When the doctor told me that I needed hip replacement surgery, I thought that was it. My life was over. I was old. I was 43 years old.
All I could imagine was my grandma – she lived in an old house complete with crocheted doilies under lamps and the whiff of camphor oil in the air.
The worst times were the middle of the night, when it was dark and the pain in my hip shrieked its loudest. I’d think of the surgery and all its grisly tools. I imagined the worst and let my fears take over.
I didn’t want to think about hip replacement surgery. But I felt I had to prepare myself. I knew my hip wouldn’t get better. I knew it couldn’t go on.

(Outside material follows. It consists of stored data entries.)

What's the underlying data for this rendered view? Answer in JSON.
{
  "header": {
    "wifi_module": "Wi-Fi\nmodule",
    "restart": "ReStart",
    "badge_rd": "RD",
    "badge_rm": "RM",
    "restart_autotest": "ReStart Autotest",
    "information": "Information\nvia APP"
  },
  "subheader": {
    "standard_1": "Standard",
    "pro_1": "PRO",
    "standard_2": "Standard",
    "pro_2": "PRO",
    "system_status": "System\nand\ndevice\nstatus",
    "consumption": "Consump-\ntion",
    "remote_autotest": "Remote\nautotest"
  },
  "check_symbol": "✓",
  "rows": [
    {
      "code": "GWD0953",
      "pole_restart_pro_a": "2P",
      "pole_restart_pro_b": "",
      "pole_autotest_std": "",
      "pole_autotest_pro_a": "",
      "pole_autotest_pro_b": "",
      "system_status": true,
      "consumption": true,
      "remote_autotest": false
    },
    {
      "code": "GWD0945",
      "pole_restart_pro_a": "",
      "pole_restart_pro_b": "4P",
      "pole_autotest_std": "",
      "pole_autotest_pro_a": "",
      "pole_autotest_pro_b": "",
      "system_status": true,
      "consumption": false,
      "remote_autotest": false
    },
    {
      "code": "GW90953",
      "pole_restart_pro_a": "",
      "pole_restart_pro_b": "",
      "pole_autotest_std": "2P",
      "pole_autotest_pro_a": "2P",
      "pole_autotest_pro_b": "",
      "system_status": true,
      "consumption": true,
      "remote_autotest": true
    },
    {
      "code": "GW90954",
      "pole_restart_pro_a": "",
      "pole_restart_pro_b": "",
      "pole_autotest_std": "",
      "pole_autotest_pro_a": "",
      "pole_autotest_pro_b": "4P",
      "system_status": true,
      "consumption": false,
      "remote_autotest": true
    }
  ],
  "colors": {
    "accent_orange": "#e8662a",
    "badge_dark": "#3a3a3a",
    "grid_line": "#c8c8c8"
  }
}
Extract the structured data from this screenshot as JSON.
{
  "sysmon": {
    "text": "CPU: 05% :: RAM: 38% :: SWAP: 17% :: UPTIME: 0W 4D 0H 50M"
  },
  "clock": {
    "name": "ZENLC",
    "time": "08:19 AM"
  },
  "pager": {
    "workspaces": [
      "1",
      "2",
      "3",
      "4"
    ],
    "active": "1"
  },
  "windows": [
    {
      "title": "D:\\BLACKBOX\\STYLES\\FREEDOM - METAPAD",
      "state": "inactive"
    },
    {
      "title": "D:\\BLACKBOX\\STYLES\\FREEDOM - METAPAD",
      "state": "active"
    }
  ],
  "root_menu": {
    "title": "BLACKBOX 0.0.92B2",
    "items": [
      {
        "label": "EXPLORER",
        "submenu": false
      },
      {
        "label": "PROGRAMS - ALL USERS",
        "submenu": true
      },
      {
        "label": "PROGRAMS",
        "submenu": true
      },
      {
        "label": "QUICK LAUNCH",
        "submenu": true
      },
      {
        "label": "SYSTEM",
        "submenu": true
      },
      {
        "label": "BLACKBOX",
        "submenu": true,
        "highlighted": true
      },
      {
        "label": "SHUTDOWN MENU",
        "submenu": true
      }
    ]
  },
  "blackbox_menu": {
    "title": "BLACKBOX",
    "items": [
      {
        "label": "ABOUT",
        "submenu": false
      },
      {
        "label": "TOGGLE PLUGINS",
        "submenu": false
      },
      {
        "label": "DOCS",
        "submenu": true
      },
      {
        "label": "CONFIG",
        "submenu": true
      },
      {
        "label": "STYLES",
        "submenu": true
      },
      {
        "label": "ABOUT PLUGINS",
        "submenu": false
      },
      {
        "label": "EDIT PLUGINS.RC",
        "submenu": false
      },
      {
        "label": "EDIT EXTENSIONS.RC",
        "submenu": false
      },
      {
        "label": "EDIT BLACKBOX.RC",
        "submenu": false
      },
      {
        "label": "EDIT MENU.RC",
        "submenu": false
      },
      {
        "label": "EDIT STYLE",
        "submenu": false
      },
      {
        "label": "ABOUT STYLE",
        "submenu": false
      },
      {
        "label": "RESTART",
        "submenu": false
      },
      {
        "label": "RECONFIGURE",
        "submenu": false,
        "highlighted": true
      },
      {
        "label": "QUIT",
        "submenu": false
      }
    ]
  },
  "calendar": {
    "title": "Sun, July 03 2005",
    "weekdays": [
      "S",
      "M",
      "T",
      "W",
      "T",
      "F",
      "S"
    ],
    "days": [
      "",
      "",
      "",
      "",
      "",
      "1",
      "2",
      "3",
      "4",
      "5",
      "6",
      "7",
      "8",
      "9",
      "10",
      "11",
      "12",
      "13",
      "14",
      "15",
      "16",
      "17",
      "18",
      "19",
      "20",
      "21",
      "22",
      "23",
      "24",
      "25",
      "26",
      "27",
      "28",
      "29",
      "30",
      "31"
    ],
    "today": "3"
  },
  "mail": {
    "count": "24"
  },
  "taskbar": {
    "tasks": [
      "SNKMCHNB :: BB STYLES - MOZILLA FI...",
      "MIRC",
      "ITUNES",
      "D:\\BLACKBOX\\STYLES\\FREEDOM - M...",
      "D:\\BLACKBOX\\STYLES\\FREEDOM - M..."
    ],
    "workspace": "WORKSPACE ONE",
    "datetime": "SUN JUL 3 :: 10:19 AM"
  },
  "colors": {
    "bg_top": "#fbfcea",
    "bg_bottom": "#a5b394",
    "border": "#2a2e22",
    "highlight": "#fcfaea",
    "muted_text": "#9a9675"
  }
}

The problems started innocently enough. I had difficulty stretching. At first, I thought I was suffering from just a tight hip flexor. I’d been exercising all my life, and I was used to different body parts aching from time to time.
Hey – it wasn’t like I’d found a lump while taking a shower or anything like that. No big deal.
I kept on with my activities, teaching four or five spinning classes a week. I upped my yoga sessions and tried to stretch more. Nothing really changed how my body felt, though.
After a few months, the tightness moved closer towards my groin. It became more painful, too, but at least I wasn’t limping.
There’s an ironic twist in my story. A good friend of mine is a hip surgeon at HSS in New York city. He has a fascinating job – he operates on many NYC ballerinas who develop problems after years of turning their foot stance.
My friend and I spoke often about the athleticism of ballet, but never about hip replacement or THR. When my pain continued to worsen, though, I asked him about it.
He had X-rays taken – and I was diagnosed with dysplasia, or shallow hip sockets. I thought only German Shepherd dogs had this problem. I know better now.
The shallow placement of the head of my femur in its socket gradually wore away cartilage. I had a “good” hip, one that had more cartilage than my “bad” hip, which suffered bone-on-bone pressure and grinding. Ouch.
Arthritis set into my hips, and that’s the moment the pain and this frightening stage of my life began.
For two years, I endured daily and eventually nightly pain. I modified my exercise routine so that I was only teaching yoga, not practicing it.
The problem was that yoga actually helped ease my suffering by calming a stressed mind caused by the constant pain. In turn, that helped reduce the stress of living with the pain, too.
I kept up with teaching spinning classes, and they seemed to help me for a few hours afterwards. I attributed the relief to endorphins, those feel-good hormones released during exercise.
But the situation kept getting worse, not better. I couldn’t walk with my kids to school, a distance of only five blocks away. The wheelchairs offered in airports and Disneyworld looked tempting. I didn’t want to walk – it just hurt too much.
I was desperate. I wanted to divorce my hip. I couldn’t live with it and I couldn’t live without it. My mind chanted, “Enough,” with every step I took.
Being a Libran, I’m naturally indecisive. Accepting I needed hip replacement was one of the hardest decisions I’ve ever made. The struggle to sleep through the night and the thrumming pain that made me limp like my 80-year-old grandma finally won over the fears I had.
Hip replacement was the best decision I have ever made in my life. I don’t know why I waited so long! I wake up every morning with no presence of pain. Life is fresh! Life is new! I must sound overexcited, but I truly feel that lucky.
I’m living the active lifestyle that was – and still is – my passion.
My mission is to share my story and help people like you, people who ache with pain and who are afraid, to make the right decision and get back to living. Find the best doctor you can, someone who performs hip replacements every day, someone with an outstanding reputation.
Then do it. Change your hip – and change your life.